This is a public service announcement. You are receiving this notice because you are thinking about, are already going about, adventuring in a high risk area. Please read the following advice carefully. This information might be helpful for improving life outcomes.
Beware the elf. You will know them by their pointy ears. They are humanoid in build, but don’t let them hear you say that because their arrogance knows no bounds. Typically Elves are tall and lithe. Elves are ageless, and often immortal. Many say that Elves have untold beauty. We disagree. Worst of all, they have no facial hair. None. Completely beardless, the lot of them!
One and all, Elves believe they are superior to you. And they will let you know it, too! It is currently unclear why they hold this belief, when they choose to live where exposed to weather. They even argue amongst themselves who is better than the other. Do not get drawn into their propaganda. They are not better than you in everything. The only thing they are better at is in arrogance and lack of humility.
Elves have a peculiar sense of right and wrong. And by that we mean it makes no sense whatsoever. Elves say they operate on logic, but after extensive research we can neither confirm nor deny this claim. Many things of value were lost during this research. Nothing was gained.
There are several types of Elves one should be made aware of. If you must interact with them at all, it is better to know what you’re working with.
High Elves are the snootiest of the three. They think themselves superior to everyone, including others of their own kind. Everything about them will be impossibly, impractically clean and “beautiful”. Including their bodies. High Elves think themselves more advanced and hold themselves to incredibly high standards. You may be misled into believing so, too. While incredibly arrogant, they are not overly hostile unless insulted. They have a long, long list of insults.

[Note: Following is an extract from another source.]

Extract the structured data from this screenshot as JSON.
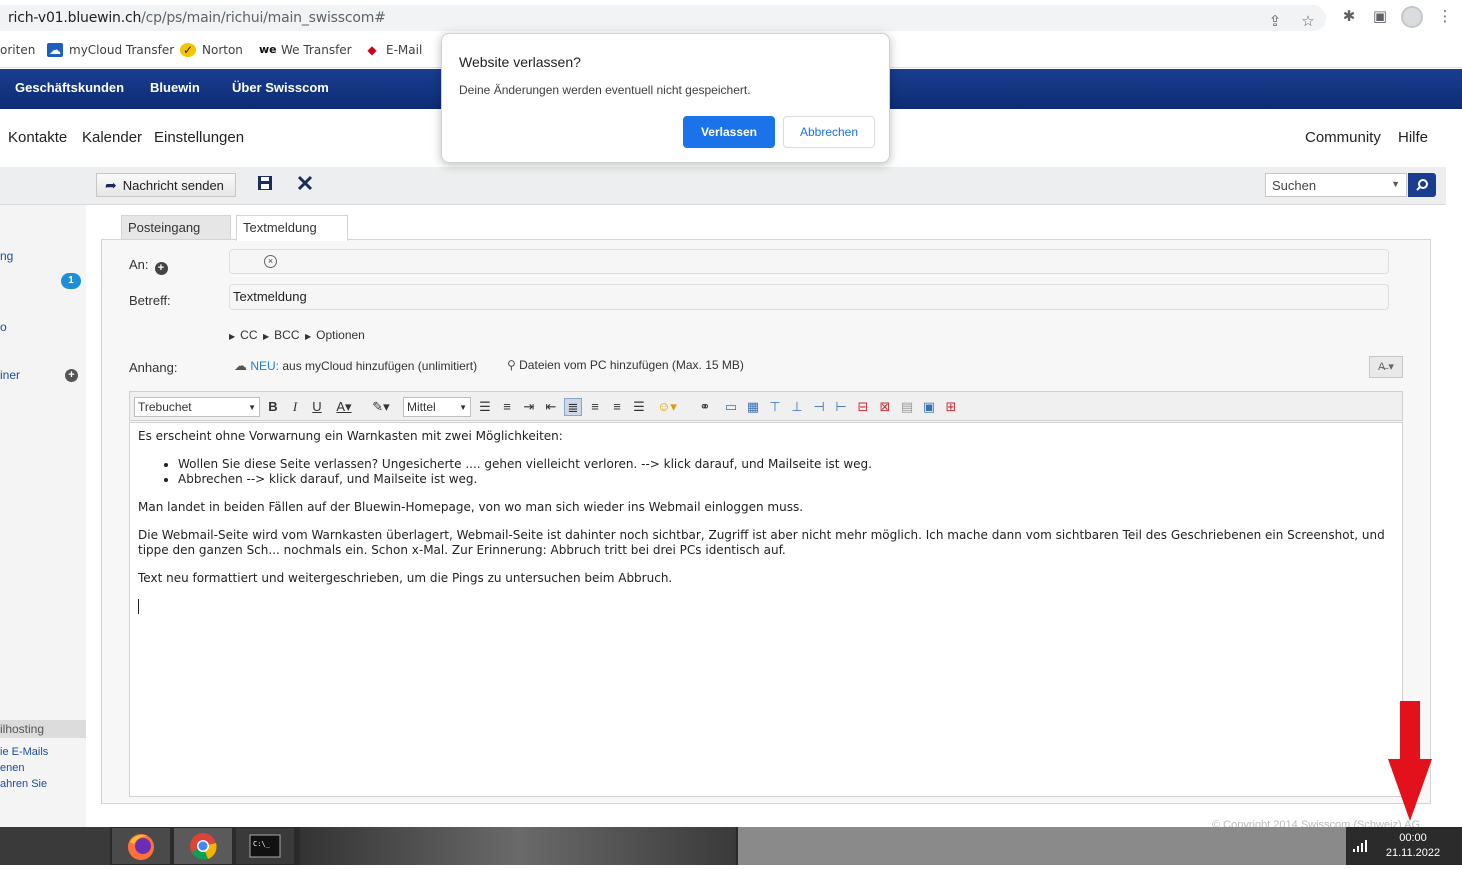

Danger Status: Be wary in interactions, but if you praise them and their work you will come out fine. Just do not insult them in any way.
Dark Elves are tricky. You may be lured in by the fact that they live in caves, someplace that is familiar and comforting. You may also get confused because their sense of morality is more easily understood than that of other Elves. They may even have the sacred beard! DO NOT BE DECEIVED. They are evil. They like causing pain and suffering. And while Elven drinks are normally terrible, it is especially wise to bring your own with Dark Elves as they have a habit of poisoning each other.
Danger Status: Avoid at all costs, they are tricksy and dangerous.
While all elves are magical, there are Elves that display a particular affinity to certain elements. Most commonly, you will see Woodland Elves, though other elements are present in smaller numbers. These Elves live and breathe in tune to their natural habitat. Know the location, know the elf! They often do not care about outside elements, unless you try to hurt their precious domain. Then watch out. And while you may think something is fine and safe, they may not feel the same way. Beware.
Danger Status: Mostly self-contained, but watch out for unexpected missteps.
While most fae will argue that they are not Elves, and the opposite as well, we here do not buy into any arguments they make. While fae separate themselves from Elves, and have their own types of government in the form of Courts with their own rivalries, the resemblance is uncanny. While it is currently unclear who came first, Elves or Fae, the currently accepted belief is that they are different presentations of the same race.
The only exception to this is the little races colloquially known as “fairies”. While fierce, these little creatures are viewed as little more than a pest. Fae do not claim fairies as one of them. While we are disinclined to believe anything the Fae say because they can distort any fact through roundabout “truths”, fairies themselves got utterly indignant at the mention that they may be related at all and tried to kill the researcher. Luckily, due to their small size the researcher was frightened and harmed, but survived the encounter.
DO NOT HAVE SEX WITH ELVES.
Certain adventurers may find Elves beautiful. They probably do not see you the same way. However in light of this often one-sided attraction, we must make special mention to the fact that it is possible to procreate with Elves. While they themselves have low reproduction rates with each other, and in fact you may never see an Elven child because of this, this does not hold true with other races.
In fact, some Elves may turn to Humans, especially, to get a child they so desperately crave. There are even reports of certain Elven races stealing non-elven children. These offspring are often discriminated against by both sides of their heritage and by adulthood often end up bitter and disillusioned with the world. Some even become hostile and dangerous themselves. Do your part. Avoid elf sex. No matter how much you may want it now, the results aren’t worth it tomorrow.
This has been a public service announcement paid for by Dwarves Against Racist Elves, The Dwarves Against Beardless Pointy Ears Society, and Dwarven War Coalition.